Here, we assume vectors in $\mathbb{V}^n$ to be written in row form, i.e. as $1 \times n$ matrices.

Suppose that $A_1, A_2, A_3 \in \mathbb{A}^n$ with

$\begin{matrix} Q_1 \equiv Q(A_2,A_3), & Q_2 \equiv Q(A_1,A_3), & Q_3 \equiv Q(A_1,A_2). \end{matrix}$

Then,

$(Q_1+Q_2+Q_3)^2 = 2\big(Q_1^2+Q_2^2+Q_3^2\big)$

precisely when $A_1,A_2,A_3$ are collinear.

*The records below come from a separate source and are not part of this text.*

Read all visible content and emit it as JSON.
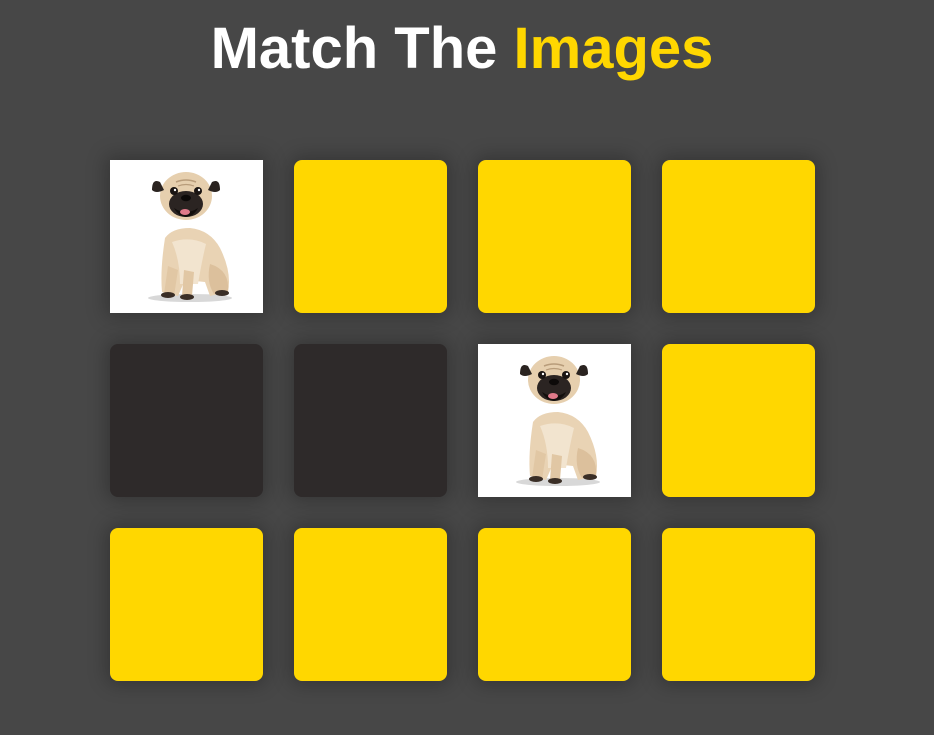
{
  "title": {
    "main": "Match The",
    "accent": "Images"
  },
  "colors": {
    "background": "#474747",
    "accent": "#ffd700",
    "card_back": "#ffd700",
    "card_matched": "#2e2a2a",
    "title_text": "#ffffff"
  },
  "board": {
    "rows": 3,
    "cols": 4,
    "cards": [
      {
        "state": "revealed",
        "image": "pug-dog-image"
      },
      {
        "state": "hidden"
      },
      {
        "state": "hidden"
      },
      {
        "state": "hidden"
      },
      {
        "state": "matched"
      },
      {
        "state": "matched"
      },
      {
        "state": "revealed",
        "image": "pug-dog-image"
      },
      {
        "state": "hidden"
      },
      {
        "state": "hidden"
      },
      {
        "state": "hidden"
      },
      {
        "state": "hidden"
      },
      {
        "state": "hidden"
      }
    ]
  }
}
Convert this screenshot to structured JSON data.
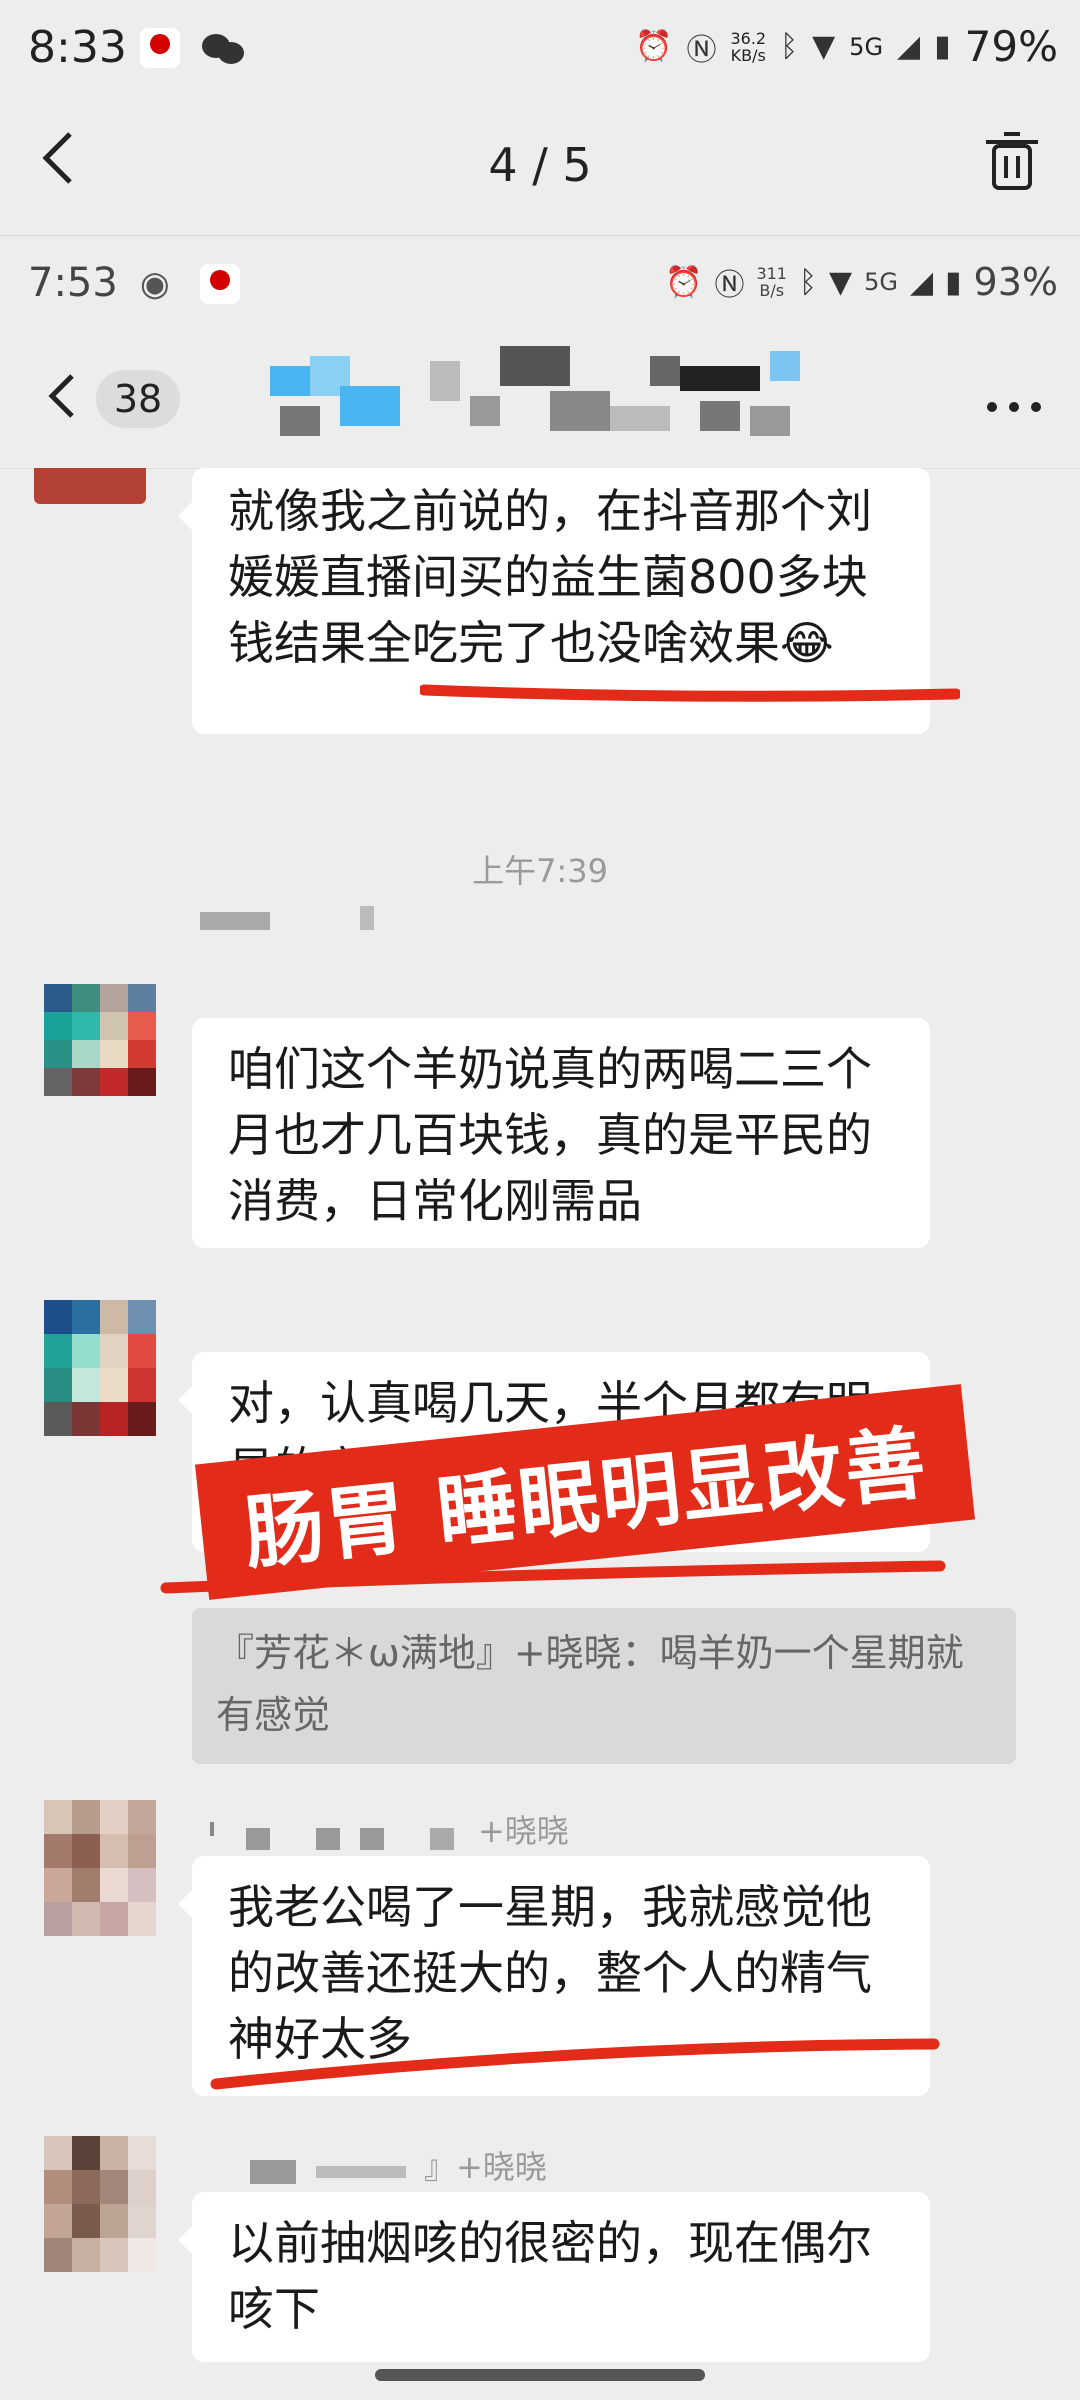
{
  "outer_status": {
    "time": "8:33",
    "net_speed": "36.2\nKB/s",
    "network": "5G",
    "battery": "79%"
  },
  "viewer": {
    "back_icon": "chevron-left-icon",
    "page_indicator": "4 / 5",
    "delete_icon": "trash-icon"
  },
  "screenshot": {
    "status": {
      "time": "7:53",
      "net_speed": "311\nB/s",
      "network": "5G",
      "battery": "93%"
    },
    "chat_header": {
      "back_icon": "chevron-left-icon",
      "unread_count": "38",
      "more_icon": "more-icon"
    },
    "messages": [
      {
        "type": "text",
        "text": "就像我之前说的，在抖音那个刘媛媛直播间买的益生菌800多块钱结果全吃完了也没啥效果😂"
      },
      {
        "type": "time",
        "text": "上午7:39"
      },
      {
        "type": "text",
        "text": "咱们这个羊奶说真的两喝二三个月也才几百块钱，真的是平民的消费，日常化刚需品"
      },
      {
        "type": "text",
        "text": "对，认真喝几天，半个月都有明显的变化，特别是肠胃，睡眠方面的，很快"
      },
      {
        "type": "quote",
        "text": "『芳花＊ω满地』+晓晓：喝羊奶一个星期就有感觉"
      },
      {
        "type": "text",
        "nickname": "+晓晓",
        "text": "我老公喝了一星期，我就感觉他的改善还挺大的，整个人的精气神好太多"
      },
      {
        "type": "text",
        "nickname": "』+晓晓",
        "text": "以前抽烟咳的很密的，现在偶尔咳下"
      }
    ],
    "banner": "肠胃 睡眠明显改善",
    "colors": {
      "highlight": "#e32b19",
      "background": "#ededed",
      "bubble": "#ffffff"
    }
  }
}
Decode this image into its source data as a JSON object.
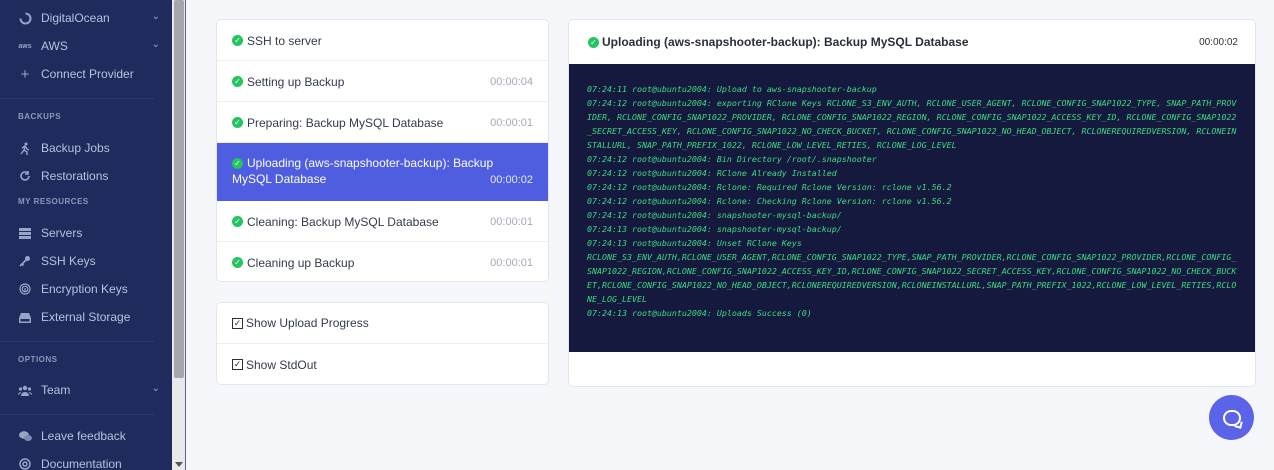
{
  "sidebar": {
    "providers": [
      {
        "label": "DigitalOcean",
        "icon": "digitalocean-icon",
        "chevron": "⌄"
      },
      {
        "label": "AWS",
        "icon": "aws-icon",
        "chevron": "⌄"
      },
      {
        "label": "Connect Provider",
        "icon": "plus-icon"
      }
    ],
    "backups_section": "BACKUPS",
    "backups": [
      {
        "label": "Backup Jobs",
        "icon": "runner-icon"
      },
      {
        "label": "Restorations",
        "icon": "restore-icon"
      }
    ],
    "resources_section": "MY RESOURCES",
    "resources": [
      {
        "label": "Servers",
        "icon": "servers-icon"
      },
      {
        "label": "SSH Keys",
        "icon": "key-icon"
      },
      {
        "label": "Encryption Keys",
        "icon": "fingerprint-icon"
      },
      {
        "label": "External Storage",
        "icon": "storage-icon"
      }
    ],
    "options_section": "OPTIONS",
    "team": {
      "label": "Team",
      "icon": "team-icon",
      "chevron": "⌄"
    },
    "footer": [
      {
        "label": "Leave feedback",
        "icon": "chat-icon"
      },
      {
        "label": "Documentation",
        "icon": "docs-icon"
      }
    ]
  },
  "steps": [
    {
      "label": "SSH to server",
      "time": ""
    },
    {
      "label": "Setting up Backup",
      "time": "00:00:04"
    },
    {
      "label": "Preparing: Backup MySQL Database",
      "time": "00:00:01"
    },
    {
      "label": "Uploading (aws-snapshooter-backup): Backup MySQL Database",
      "time": "00:00:02",
      "active": true
    },
    {
      "label": "Cleaning: Backup MySQL Database",
      "time": "00:00:01"
    },
    {
      "label": "Cleaning up Backup",
      "time": "00:00:01"
    }
  ],
  "options": [
    {
      "label": "Show Upload Progress",
      "checked": true
    },
    {
      "label": "Show StdOut",
      "checked": true
    }
  ],
  "log": {
    "title": "Uploading (aws-snapshooter-backup): Backup MySQL Database",
    "time": "00:00:02",
    "lines": [
      "07:24:11 root@ubuntu2004: Upload to aws-snapshooter-backup",
      "07:24:12 root@ubuntu2004: exporting RClone Keys RCLONE_S3_ENV_AUTH, RCLONE_USER_AGENT, RCLONE_CONFIG_SNAP1022_TYPE, SNAP_PATH_PROVIDER, RCLONE_CONFIG_SNAP1022_PROVIDER, RCLONE_CONFIG_SNAP1022_REGION, RCLONE_CONFIG_SNAP1022_ACCESS_KEY_ID, RCLONE_CONFIG_SNAP1022_SECRET_ACCESS_KEY, RCLONE_CONFIG_SNAP1022_NO_CHECK_BUCKET, RCLONE_CONFIG_SNAP1022_NO_HEAD_OBJECT, RCLONEREQUIREDVERSION, RCLONEINSTALLURL, SNAP_PATH_PREFIX_1022, RCLONE_LOW_LEVEL_RETIES, RCLONE_LOG_LEVEL",
      "07:24:12 root@ubuntu2004: Bin Directory /root/.snapshooter",
      "07:24:12 root@ubuntu2004: RClone Already Installed",
      "07:24:12 root@ubuntu2004: Rclone: Required Rclone Version: rclone v1.56.2",
      "07:24:12 root@ubuntu2004: Rclone: Checking Rclone Version: rclone v1.56.2",
      "07:24:12 root@ubuntu2004: snapshooter-mysql-backup/",
      "07:24:13 root@ubuntu2004: snapshooter-mysql-backup/",
      "07:24:13 root@ubuntu2004: Unset RClone Keys",
      "RCLONE_S3_ENV_AUTH,RCLONE_USER_AGENT,RCLONE_CONFIG_SNAP1022_TYPE,SNAP_PATH_PROVIDER,RCLONE_CONFIG_SNAP1022_PROVIDER,RCLONE_CONFIG_SNAP1022_REGION,RCLONE_CONFIG_SNAP1022_ACCESS_KEY_ID,RCLONE_CONFIG_SNAP1022_SECRET_ACCESS_KEY,RCLONE_CONFIG_SNAP1022_NO_CHECK_BUCKET,RCLONE_CONFIG_SNAP1022_NO_HEAD_OBJECT,RCLONEREQUIREDVERSION,RCLONEINSTALLURL,SNAP_PATH_PREFIX_1022,RCLONE_LOW_LEVEL_RETIES,RCLONE_LOG_LEVEL",
      "07:24:13 root@ubuntu2004: Uploads Success (0)"
    ]
  },
  "colors": {
    "sidebar_bg": "#1f2b5c",
    "accent": "#4f5de0",
    "success": "#22c55e",
    "terminal_bg": "#15193d",
    "terminal_text": "#3ddc84"
  },
  "help_icon": "chat-bubble-icon"
}
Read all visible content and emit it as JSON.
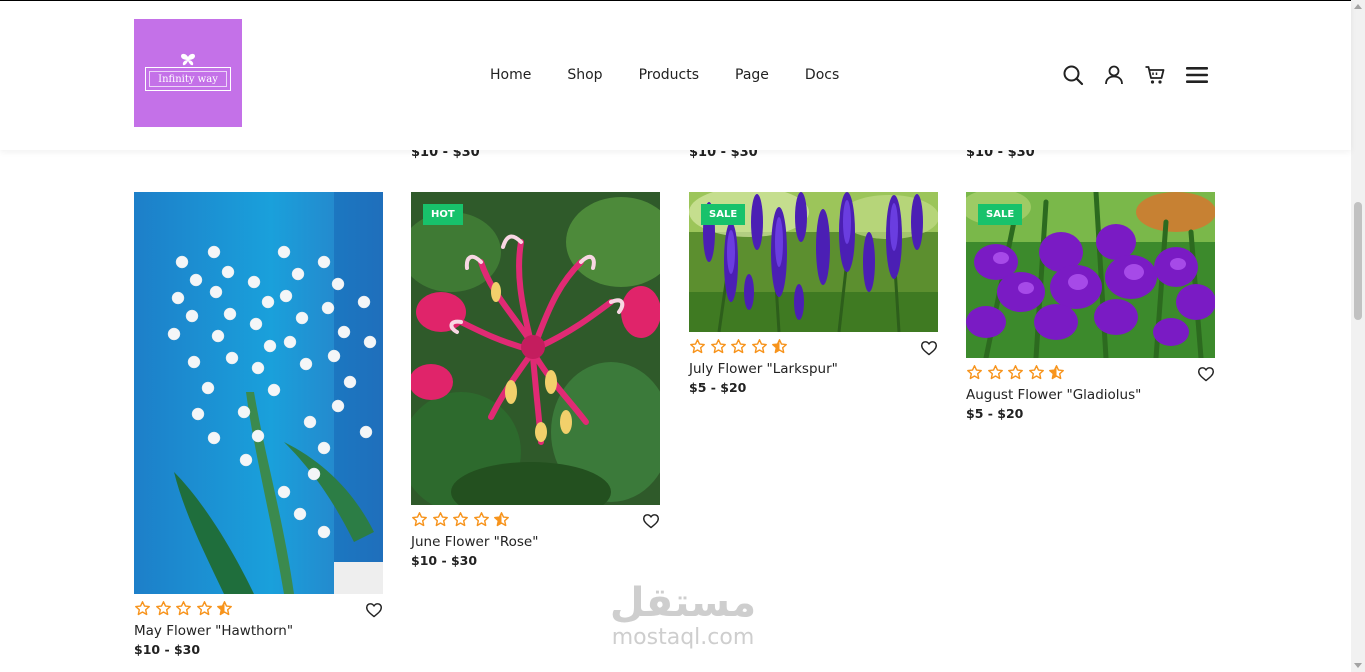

Without loss of generality, we work in $\mathbb{A}^1$ and let

$\begin{matrix} A_1 \equiv [x_1], & A_2 \equiv [x_2], & A_3 \equiv [x_3]. \end{matrix}$

Suppose the matrix $A = \begin{pmatrix} a \end{pmatrix}$ defines a symmetric bilinear form on $\mathbb{V}^1$ as defined previously, so that

$\begin{matrix} Q_1 = a(x_3-x_2)^2, & Q_2 = a(x_3-x_1)^2, & Q_3 = a(x_2-x_1)^2. \end{matrix}$

We then have that

$\begin{aligned} (Q_1+Q_2+Q_3)^2 &= a^2\left((x_2-x_1)^2+(x_3-x_1)^2+(x_3-x_2)^2\right)^2 \\ &= 4a^2(x_1^2+x_2^2+x_3^2-x_1x_2-x_1x_3-x_2x_3)^2 \end{aligned}$

and

$\begin{aligned} 2\left(Q_1^2+Q_2^2+Q_3^2\right) &= 2a^2\left((x_2-x_1)^4+(x_3-x_1)^4+(x_3-x_2)^4\right) \\ &= 4a^2\left(x_1^2+x_2^2+x_3^2-x_1x_2-x_1x_3-x_2x_3\right)^2. \end{aligned}$

Since the two are equal, our desired result is obtained. $_\square$

Suppose we are working in $n$-dimensional Euclidean space $\mathbb{E}^n$ over the rational number field $\mathbb{Q}$, and let $Q_{01} = 4$ and $Q_{12} = 9$ be two of the quadrances associated to any two of the three collinear points $A_0, A_1,$ and $A_2$. To solve for $Q_{02}$, we substitute these quantities into the triple quad formula to get

$(13+Q_{02})^2 = 2(97+Q_{02}^2).$

This simplifies to the quadratic equation

$Q_{02}^2 - 26Q_{02} + 25 = 0.$

Factorising the left side into $(Q_{02}-1)(Q_{02}-25)$, we have that $Q_{02}=1$ or $Q_{02}=25$. This agrees with our usual notions of "lengths" in Euclidean space; the two answers take into account that we have not imposed an "ordering" of the points on the line.